Mais Robert Guédiguian n’oublie pas la jeune génération d’acteurs montant. Jalil Lespert, est entré dans le cercle fermé du Marseillais par la grande porte, en incarnant un journaliste (inspiré par George-Marc Benamou) dans Le Promeneur du Champ de Mars. Il vient confirmer son talent et sa sensibilité de comédien en jouant un médecin humanitaire dans Voyage en Arménie. Nommé aux Césars 2001 comme meilleur espoir masculin pour le rôle d’un étudiant en école de commerce dans Ressources Humaines, il a depuis enchaîné les tournages en affichant une prédilection pour les rôles de composition. Tour à tour un sensuel jardinier dans Sade de Benoit Jacquot, un paumé obsédé par le culturisme dans Vivre me tue de Sinapi, puis un émigré italien fuyant le régime fasciste dans Bella Ciao, et enfin un gigolo dans Pas sur la bouche d’Alain Resnais. Caméléon, il est devenu un des acteurs les plus en vue de sa génération.
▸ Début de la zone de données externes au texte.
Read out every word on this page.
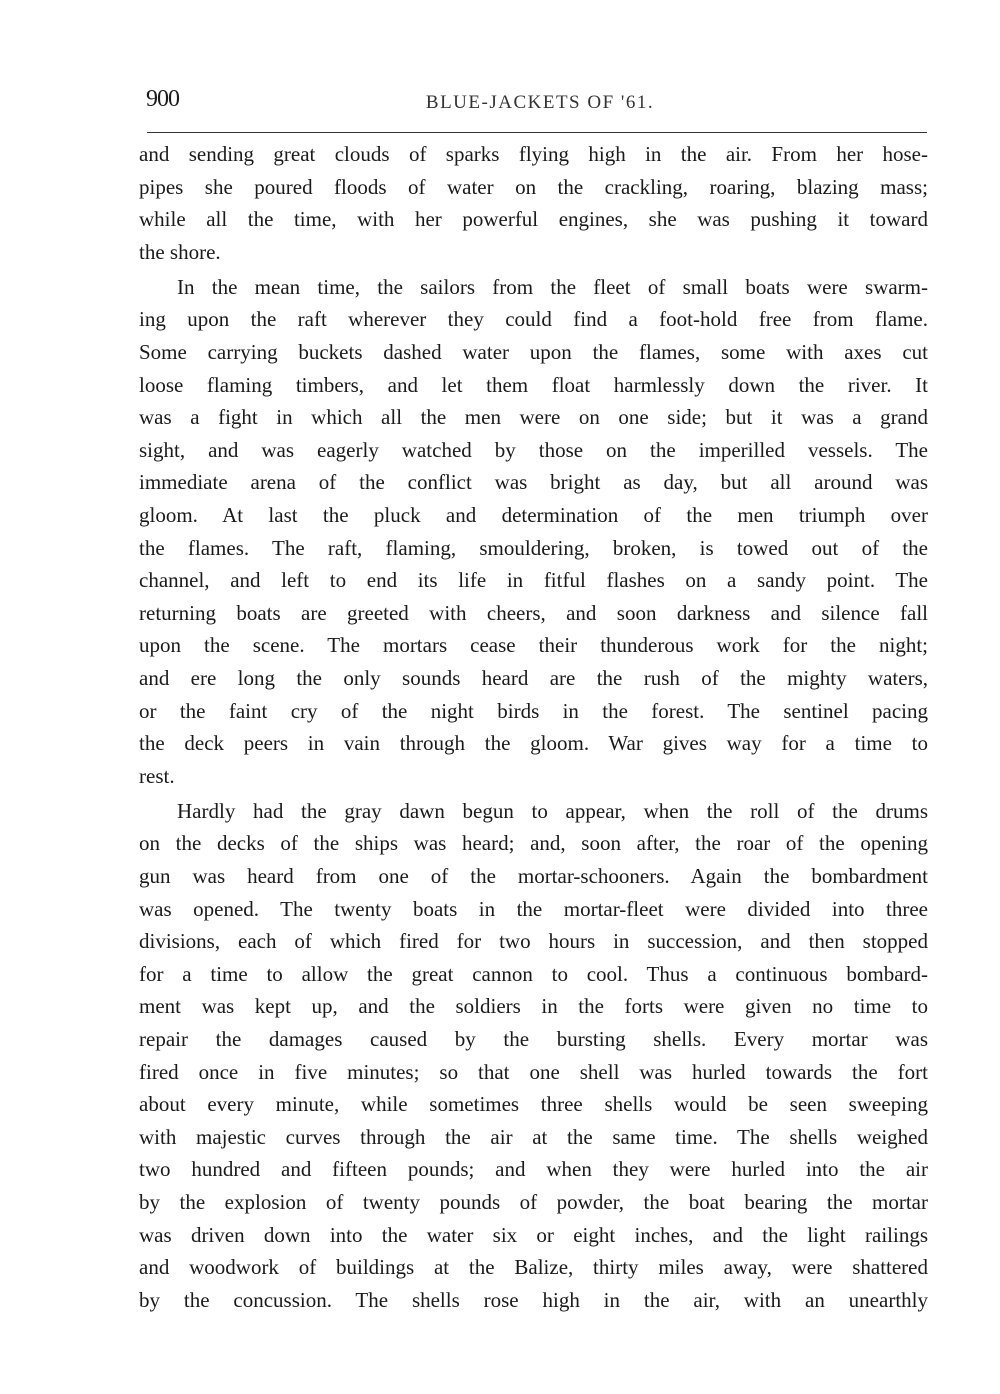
900	BLUE-JACKETS OF '61.
and sending great clouds of sparks flying high in the air. From her hose-
pipes she poured floods of water on the crackling, roaring, blazing mass;
while all the time, with her powerful engines, she was pushing it toward
the shore.
In the mean time, the sailors from the fleet of small boats were swarm-
ing upon the raft wherever they could find a foot-hold free from flame.
Some carrying buckets dashed water upon the flames, some with axes cut
loose flaming timbers, and let them float harmlessly down the river. It
was a fight in which all the men were on one side; but it was a grand
sight, and was eagerly watched by those on the imperilled vessels. The
immediate arena of the conflict was bright as day, but all around was
gloom. At last the pluck and determination of the men triumph over
the flames. The raft, flaming, smouldering, broken, is towed out of the
channel, and left to end its life in fitful flashes on a sandy point. The
returning boats are greeted with cheers, and soon darkness and silence fall
upon the scene. The mortars cease their thunderous work for the night;
and ere long the only sounds heard are the rush of the mighty waters,
or the faint cry of the night birds in the forest. The sentinel pacing
the deck peers in vain through the gloom. War gives way for a time to
rest.
Hardly had the gray dawn begun to appear, when the roll of the drums
on the decks of the ships was heard; and, soon after, the roar of the opening
gun was heard from one of the mortar-schooners. Again the bombardment
was opened. The twenty boats in the mortar-fleet were divided into three
divisions, each of which fired for two hours in succession, and then stopped
for a time to allow the great cannon to cool. Thus a continuous bombard-
ment was kept up, and the soldiers in the forts were given no time to
repair the damages caused by the bursting shells. Every mortar was
fired once in five minutes; so that one shell was hurled towards the fort
about every minute, while sometimes three shells would be seen sweeping
with majestic curves through the air at the same time. The shells weighed
two hundred and fifteen pounds; and when they were hurled into the air
by the explosion of twenty pounds of powder, the boat bearing the mortar
was driven down into the water six or eight inches, and the light railings
and woodwork of buildings at the Balize, thirty miles away, were shattered
by the concussion. The shells rose high in the air, with an unearthly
Un autre personnage se fait une part belle dans ce voyage initiatique. Muet mais omniprésent, c’est le Mont Ararat, avec ses deux montagnes dans le creux duquel, selon la légende, l’Arche de Noé se serait arrêtée. « C’est le vrai drapeau de l’Arménie ou de l’arménité », souligne le réalisateur. Mais le mont fait figure de rêve inaccessible car en Turquie, un territoire impossible à traverser. « Bizarrement, je crois que c’est bien qu’on ne puisse pas l’atteindre et c’est aussi pour cela que j’insiste sur ce paysage mythique (…) Ca stimule l’imagination de ne pas pouvoir réaliser tous ses rêves ». Atom Egoyan en avait fait le titre de son film en 2002 (Ararat) pour parler du génocide perpétré par les Turcs en 1915. Au cours de sa carrière, le réalisateur égyptien a mis en scène des personnages en quête de souvenir, d’identité, de passé, de racine dans des films qui ne sont pas structurés de manière linéaire. Ses origines arméniennes, sa naissance en Egypte, et sa vie passée au Canada y sont sans doute pour quelque chose. Comme Guédiguian, il a multiplié les voyages dans sa terre d’origine afin de puiser les ressources historiques et humaines qu’il finira par inclure dans ses films, jusqu’à réaliser son rêve de tourner en Arménie avec Calendar. Mais Guédigian a pris le contre-pied de son prédécesseur en voulant montrer l’Arménie d’aujourd’hui, est bien vivante malgré les difficultés de la transition économique, de la guerre avec son voisin azéri pour le contrôle du territoire du Haut-Karabakh (soumis à un blocus par la Turquie) et les stigmates du génocide.